When life becomes a routine, a part of your creative spark dies and you don't find the joy in the small things. My world became very small and I became a bit more emotionally flat lined. But two weeks ago, my world opened up again and "traveler's high"  can't even begin to describe my feelings. I arrived in the UK after a 26 hour flight and almost missing a connecting flight (our flight from Sydney was 1.5 hours late leaving because someone had a seizure just as the flight was taxiing.Let me tell you, don't ever look out the window if your flight has to do a three point turn on the Sydney runway, you'll lose your lunch!) but I couldn't help but feel great. After all this time of just working and working, I was finally able to see and experience new places, people and situations. Stories were coming to life right before my eyes but I hadn't even left Sydney.

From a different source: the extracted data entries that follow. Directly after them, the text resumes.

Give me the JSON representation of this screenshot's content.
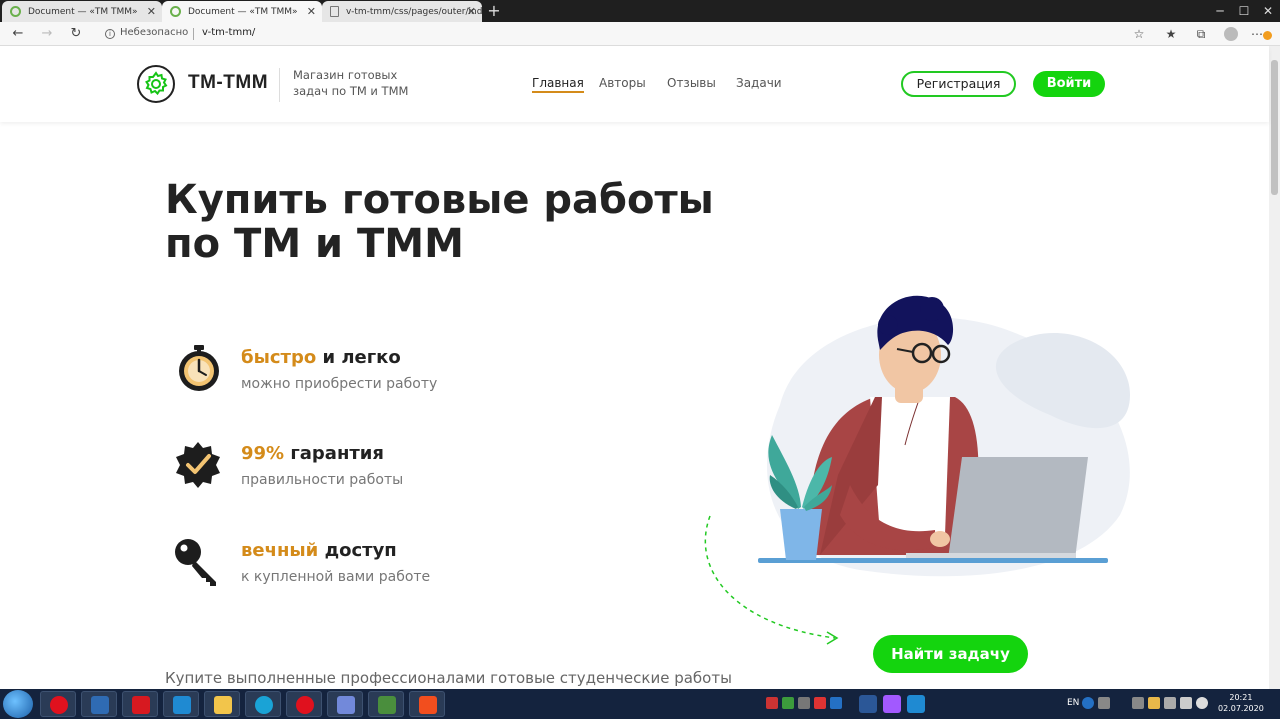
{
  "browser": {
    "tabs": [
      {
        "title": "Document — «ТМ ТММ»"
      },
      {
        "title": "Document — «ТМ ТММ»"
      },
      {
        "title": "v-tm-tmm/css/pages/outer/inde"
      }
    ],
    "security_label": "Небезопасно",
    "url": "v-tm-tmm/"
  },
  "header": {
    "logo_text": "ТМ-ТММ",
    "tagline": "Магазин готовых задач по ТМ и ТММ",
    "nav": [
      {
        "label": "Главная",
        "active": true
      },
      {
        "label": "Авторы",
        "active": false
      },
      {
        "label": "Отзывы",
        "active": false
      },
      {
        "label": "Задачи",
        "active": false
      }
    ],
    "register_label": "Регистрация",
    "login_label": "Войти"
  },
  "hero": {
    "title": "Купить готовые работы по ТМ и ТММ",
    "features": [
      {
        "accent": "быстро",
        "rest": " и легко",
        "sub": "можно приобрести работу",
        "icon": "stopwatch-icon"
      },
      {
        "accent": "99%",
        "rest": " гарантия",
        "sub": "правильности работы",
        "icon": "verified-badge-icon"
      },
      {
        "accent": "вечный",
        "rest": " доступ",
        "sub": "к купленной вами работе",
        "icon": "key-icon"
      }
    ],
    "find_button_label": "Найти задачу",
    "bottom_text": "Купите выполненные профессионалами готовые студенческие работы"
  },
  "taskbar": {
    "language": "EN",
    "time": "20:21",
    "date": "02.07.2020"
  },
  "colors": {
    "accent_green": "#14d40e",
    "accent_orange": "#d48b1a",
    "text_dark": "#232323"
  }
}
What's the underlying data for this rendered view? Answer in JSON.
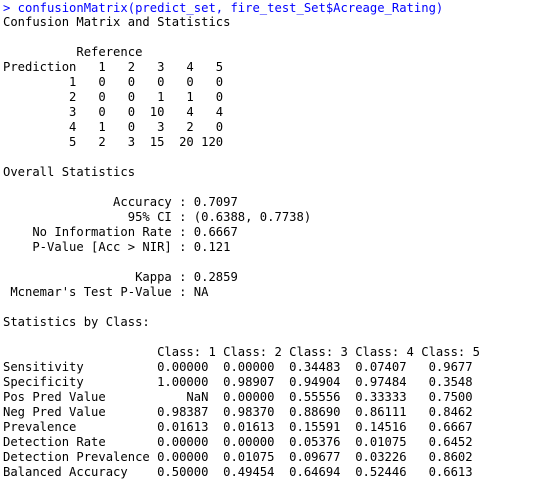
{
  "console": {
    "command": "> confusionMatrix(predict_set, fire_test_Set$Acreage_Rating)",
    "output": [
      "Confusion Matrix and Statistics",
      "",
      "          Reference",
      "Prediction   1   2   3   4   5",
      "         1   0   0   0   0   0",
      "         2   0   0   1   1   0",
      "         3   0   0  10   4   4",
      "         4   1   0   3   2   0",
      "         5   2   3  15  20 120",
      "",
      "Overall Statistics",
      "",
      "               Accuracy : 0.7097",
      "                 95% CI : (0.6388, 0.7738)",
      "    No Information Rate : 0.6667",
      "    P-Value [Acc > NIR] : 0.121",
      "",
      "                  Kappa : 0.2859",
      " Mcnemar's Test P-Value : NA",
      "",
      "Statistics by Class:",
      "",
      "                     Class: 1 Class: 2 Class: 3 Class: 4 Class: 5",
      "Sensitivity          0.00000  0.00000  0.34483  0.07407   0.9677",
      "Specificity          1.00000  0.98907  0.94904  0.97484   0.3548",
      "Pos Pred Value           NaN  0.00000  0.55556  0.33333   0.7500",
      "Neg Pred Value       0.98387  0.98370  0.88690  0.86111   0.8462",
      "Prevalence           0.01613  0.01613  0.15591  0.14516   0.6667",
      "Detection Rate       0.00000  0.00000  0.05376  0.01075   0.6452",
      "Detection Prevalence 0.00000  0.01075  0.09677  0.03226   0.8602",
      "Balanced Accuracy    0.50000  0.49454  0.64694  0.52446   0.6613"
    ]
  },
  "colors": {
    "command": "#0000ff",
    "output": "#000000",
    "background": "#ffffff"
  }
}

When you're stuck in a routine funk, nothing is worthy of a story or the effort associated with the fabrication. Get me on a plane though, and everything is vivid and worthy of telling.

I will be traveling with my boyfie (Alex) and manfriend (Richard) for the next four months. We're saying "adios" to adulthood for a little while and living like the reckless 20-somethings we ought to be. I'm officially closer to 30 now than I am to 20 which is absolutely terrifying. I feel like i need to step into a government office and verify that I do not agree with the age I am supposed to be. I'm still alright with the idea of Ramen noodles being a sustainable dinner and sharing a room with 30 other strangers in a hostel. That's normal for 26, right?right?! 

I spent a week with my Gma which was great. She is slowly starting to lose her memory so sometimes it's like being with a toddler who can drive a car and has a bank card. Terrifying and rewarding all in the same breath. This year I spent my 26th birthday with her which was extra special because I spent my 16th with her. She woke me up at the crack of dawn to wish me a happy birthday which is the best present I could have received. In a haze of her memories dating from World War 2 with the Italian sweetie shop and fast tracking to the days of working for Mr. Frances in the lawyers office in the 1960's, I felt honoured and cherished that she remembered it was my birthday.

The inner story teller is alive and well. The more I see, feel and experience, I will share it with you. Thank you for being my audience. I will do my very best to bring everything to life and leave you hanging for more.